Sesampainya di Mitak kolam, hal yang saya tangkap pertama kali adalah daerah ini rawa pantai, banyak tumbuhan bakau yang mengitari. Menandakan banyaknya ‘Nyamuk Agas’ nanti yang berusaha memaksa berkenalan dengan kami. Nyamuk ini memang sangat terasa kalau menggigit, minimal rasa gatal dan bentol yang tak bisa hilang siap berada ditubuh. Namun keindahan daerah ini yang dilapisi permadani rumput hijau menjadi pelipur dari rasa takut terhadap nyamuk ini.

Keindahan desa ini semakin nampak kala sore itu disinari oleh cahaya senja yang mulai mengena.

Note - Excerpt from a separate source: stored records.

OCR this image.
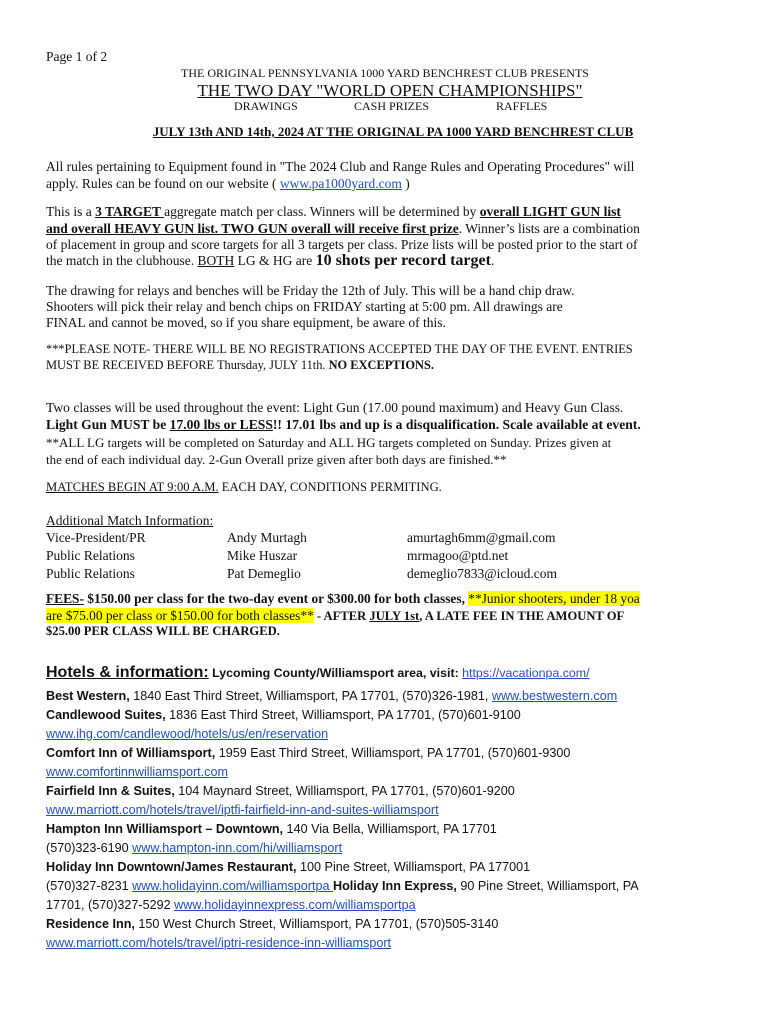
Page 1 of 2
THE ORIGINAL PENNSYLVANIA 1000 YARD BENCHREST CLUB PRESENTS
THE TWO DAY "WORLD OPEN CHAMPIONSHIPS"
DRAWINGS	CASH PRIZES	RAFFLES
JULY 13th AND 14th, 2024 AT THE ORIGINAL PA 1000 YARD BENCHREST CLUB
All rules pertaining to Equipment found in "The 2024 Club and Range Rules and Operating Procedures" will
apply. Rules can be found on our website ( www.pa1000yard.com )
This is a 3 TARGET aggregate match per class. Winners will be determined by overall LIGHT GUN list
and overall HEAVY GUN list. TWO GUN overall will receive first prize. Winner’s lists are a combination
of placement in group and score targets for all 3 targets per class. Prize lists will be posted prior to the start of
the match in the clubhouse. BOTH LG & HG are 10 shots per record target.
The drawing for relays and benches will be Friday the 12th of July. This will be a hand chip draw.
Shooters will pick their relay and bench chips on FRIDAY starting at 5:00 pm. All drawings are
FINAL and cannot be moved, so if you share equipment, be aware of this.
***PLEASE NOTE- THERE WILL BE NO REGISTRATIONS ACCEPTED THE DAY OF THE EVENT. ENTRIES
MUST BE RECEIVED BEFORE Thursday, JULY 11th. NO EXCEPTIONS.
Two classes will be used throughout the event: Light Gun (17.00 pound maximum) and Heavy Gun Class.
Light Gun MUST be 17.00 lbs or LESS!! 17.01 lbs and up is a disqualification. Scale available at event.
**ALL LG targets will be completed on Saturday and ALL HG targets completed on Sunday. Prizes given at
the end of each individual day. 2-Gun Overall prize given after both days are finished.**
MATCHES BEGIN AT 9:00 A.M. EACH DAY, CONDITIONS PERMITING.
Additional Match Information:
Vice-President/PR	Andy Murtagh	amurtagh6mm@gmail.com
Public Relations	Mike Huszar	mrmagoo@ptd.net
Public Relations	Pat Demeglio	demeglio7833@icloud.com
FEES- $150.00 per class for the two-day event or $300.00 for both classes, **Junior shooters, under 18 yoa
are $75.00 per class or $150.00 for both classes** - AFTER JULY 1st, A LATE FEE IN THE AMOUNT OF
$25.00 PER CLASS WILL BE CHARGED.
Hotels & information: Lycoming County/Williamsport area, visit: https://vacationpa.com/
Best Western, 1840 East Third Street, Williamsport, PA 17701, (570)326-1981, www.bestwestern.com
Candlewood Suites, 1836 East Third Street, Williamsport, PA 17701, (570)601-9100
www.ihg.com/candlewood/hotels/us/en/reservation
Comfort Inn of Williamsport, 1959 East Third Street, Williamsport, PA 17701, (570)601-9300
www.comfortinnwilliamsport.com
Fairfield Inn & Suites, 104 Maynard Street, Williamsport, PA 17701, (570)601-9200
www.marriott.com/hotels/travel/iptfi-fairfield-inn-and-suites-williamsport
Hampton Inn Williamsport – Downtown, 140 Via Bella, Williamsport, PA 17701
(570)323-6190 www.hampton-inn.com/hi/williamsport
Holiday Inn Downtown/James Restaurant, 100 Pine Street, Williamsport, PA 177001
(570)327-8231 www.holidayinn.com/williamsportpa Holiday Inn Express, 90 Pine Street, Williamsport, PA
17701, (570)327-5292 www.holidayinnexpress.com/williamsportpa
Residence Inn, 150 West Church Street, Williamsport, PA 17701, (570)505-3140
www.marriott.com/hotels/travel/iptri-residence-inn-williamsport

Sesampainya di Mitak kolam saya dapat membuktikan apa yang orang-orang Mitak pantai kepada saya beberapa waktu lalu. "Bpk Adit, kenapa Indonesia Mengajar tidak ditaruh juga di Mitak kolam? kami tidak ada guru". Saat itu saya hanya bisa tersenyum, karena memang saya tidak bisa menjawab pertanyaan itu. Kami Pengajar Muda memang harus mengakui bahwa tubuh kami hanyalah satu, tidak bisa dibagi. Kami menyadari tidak serta merta kehadiran kami dibeberapa daerah dapat mengatasi berbagai masalah. Perlu baku bantu semua pihak untuk menyelesaikan masalah ini. Termasuk masalah ketiadaan tenaga guru diMitak kolam ini.

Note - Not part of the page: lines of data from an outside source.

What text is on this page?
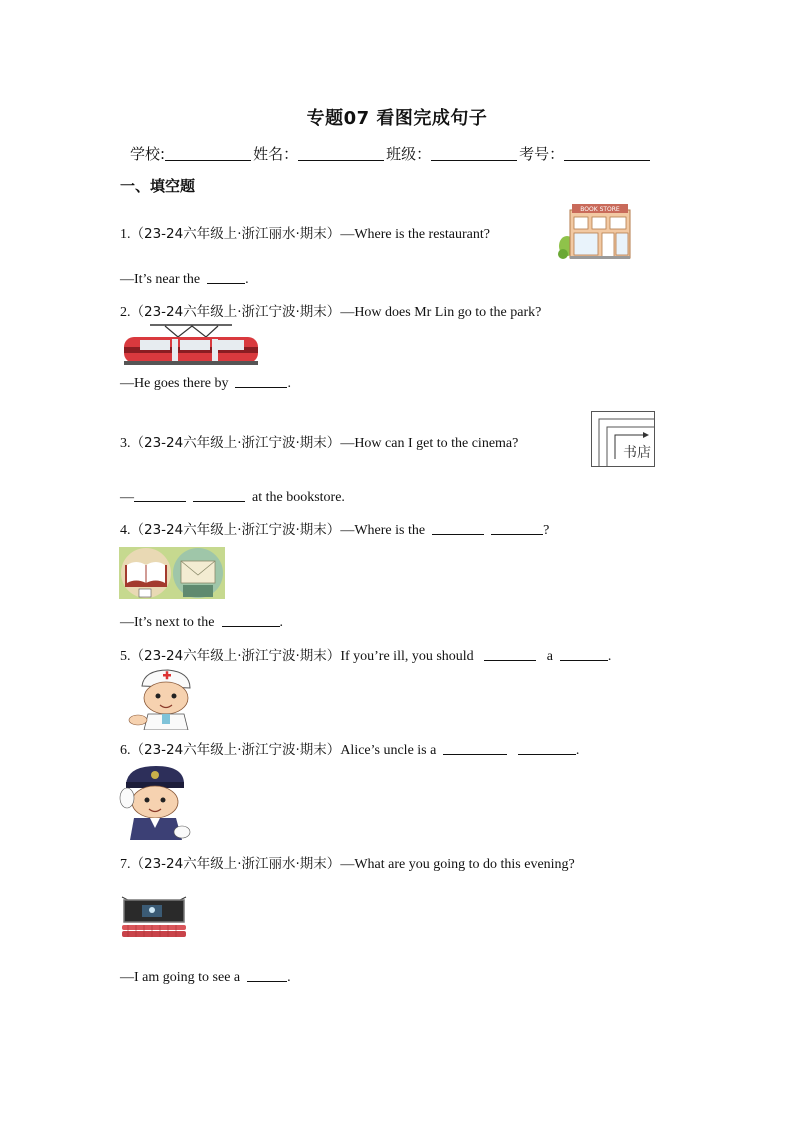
专题07 看图完成句子
学校:	姓名：	班级：	考号：
一、填空题
1.（23-24六年级上·浙江丽水·期末）—Where is the restaurant?
BOOK STORE
—It’s near the	.
2.（23-24六年级上·浙江宁波·期末）—How does Mr Lin go to the park?
—He goes there by	.
3.（23-24六年级上·浙江宁波·期末）—How can I get to the cinema?
书店
—	at the bookstore.
4.（23-24六年级上·浙江宁波·期末）—Where is the	?
—It’s next to the	.
5.（23-24六年级上·浙江宁波·期末）If you’re ill, you should	a	.
6.（23-24六年级上·浙江宁波·期末）Alice’s uncle is a	.
7.（23-24六年级上·浙江丽水·期末）—What are you going to do this evening?
—I am going to see a	.
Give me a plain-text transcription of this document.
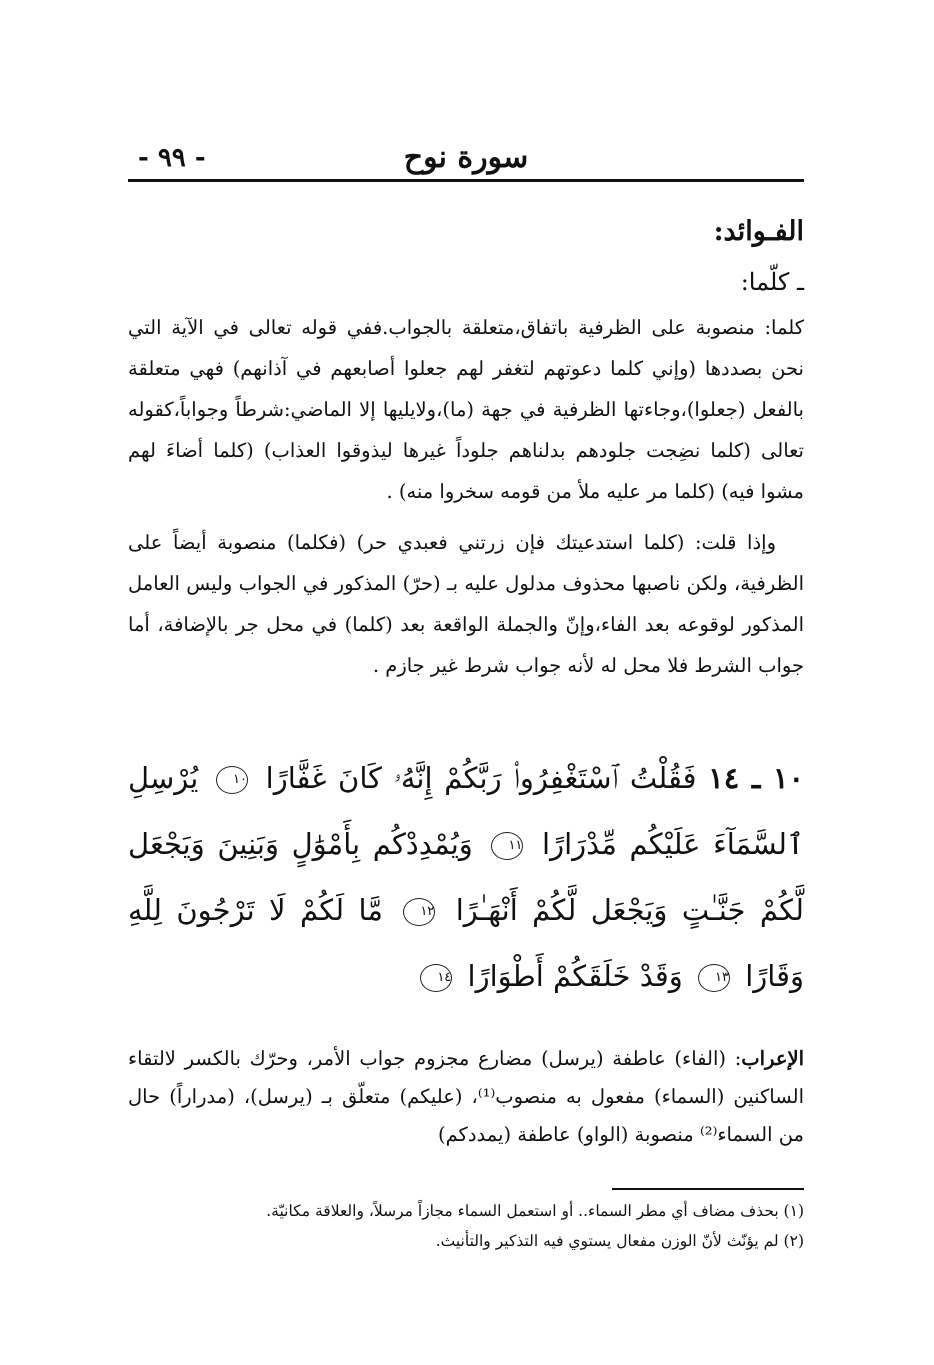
سورة نوح
- ٩٩ -
الفـوائد:
ـ كلّما:
كلما: منصوبة على الظرفية باتفاق،متعلقة بالجواب.ففي قوله تعالى في الآية التي نحن بصددها (وإني كلما دعوتهم لتغفر لهم جعلوا أصابعهم في آذانهم) فهي متعلقة بالفعل (جعلوا)،وجاءتها الظرفية في جهة (ما)،ولايليها إلا الماضي:شرطاً وجواباً،كقوله تعالى (كلما نضِجت جلودهم بدلناهم جلوداً غيرها ليذوقوا العذاب) (كلما أضاءَ لهم مشوا فيه) (كلما مر عليه ملأ من قومه سخروا منه) .
وإذا قلت: (كلما استدعيتك فإن زرتني فعبدي حر) (فكلما) منصوبة أيضاً على الظرفية، ولكن ناصبها محذوف مدلول عليه بـ (حرّ) المذكور في الجواب وليس العامل المذكور لوقوعه بعد الفاء،وإنّ والجملة الواقعة بعد (كلما) في محل جر بالإضافة، أما جواب الشرط فلا محل له لأنه جواب شرط غير جازم .
١٠ ـ ١٤ فَقُلْتُ ٱسْتَغْفِرُوا۟ رَبَّكُمْ إِنَّهُۥ كَانَ غَفَّارًا ١٠ يُرْسِلِ ٱلسَّمَآءَ عَلَيْكُم مِّدْرَارًا ١١ وَيُمْدِدْكُم بِأَمْوَٰلٍ وَبَنِينَ وَيَجْعَل لَّكُمْ جَنَّـٰتٍ وَيَجْعَل لَّكُمْ أَنْهَـٰرًا ١٢ مَّا لَكُمْ لَا تَرْجُونَ لِلَّهِ وَقَارًا ١٣ وَقَدْ خَلَقَكُمْ أَطْوَارًا ١٤
الإعراب: (الفاء) عاطفة (يرسل) مضارع مجزوم جواب الأمر، وحرّك بالكسر لالتقاء الساكنين (السماء) مفعول به منصوب⁽¹⁾، (عليكم) متعلّق بـ (يرسل)، (مدراراً) حال من السماء⁽²⁾ منصوبة (الواو) عاطفة (يمددكم)
(١) بحذف مضاف أي مطر السماء.. أو استعمل السماء مجازاً مرسلاً، والعلاقة مكانيّة.
(٢) لم يؤنّث لأنّ الوزن مفعال يستوي فيه التذكير والتأنيث.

Namun seketika senyuman itu saat sampai di Mitak pun berubah, bukan senyuman pertanyaan, melainkan harapan. Karena ada tokoh Ibu Pendeta ternyata yang juga menyempatkan dirinya ditengah pelayanan umat untuk mengajar SD, yang sekolahnya saja masih menumpang dengan gereja yang ia pimpin. Tidak banyak memang murid disana 10 orang ditambah 4 siswa yang sudah ditransfer di sekolah induk SD Mitak pantai. Ya, sekolah ini memang adalah sekolah paralel. Sekolah yang hanya berisi 10 murid, karena penduduknya memang masih sangat sedikt. Kalau saya bandingkan dengan dikota, mungkin disini dikatakan Rukun Tetangga.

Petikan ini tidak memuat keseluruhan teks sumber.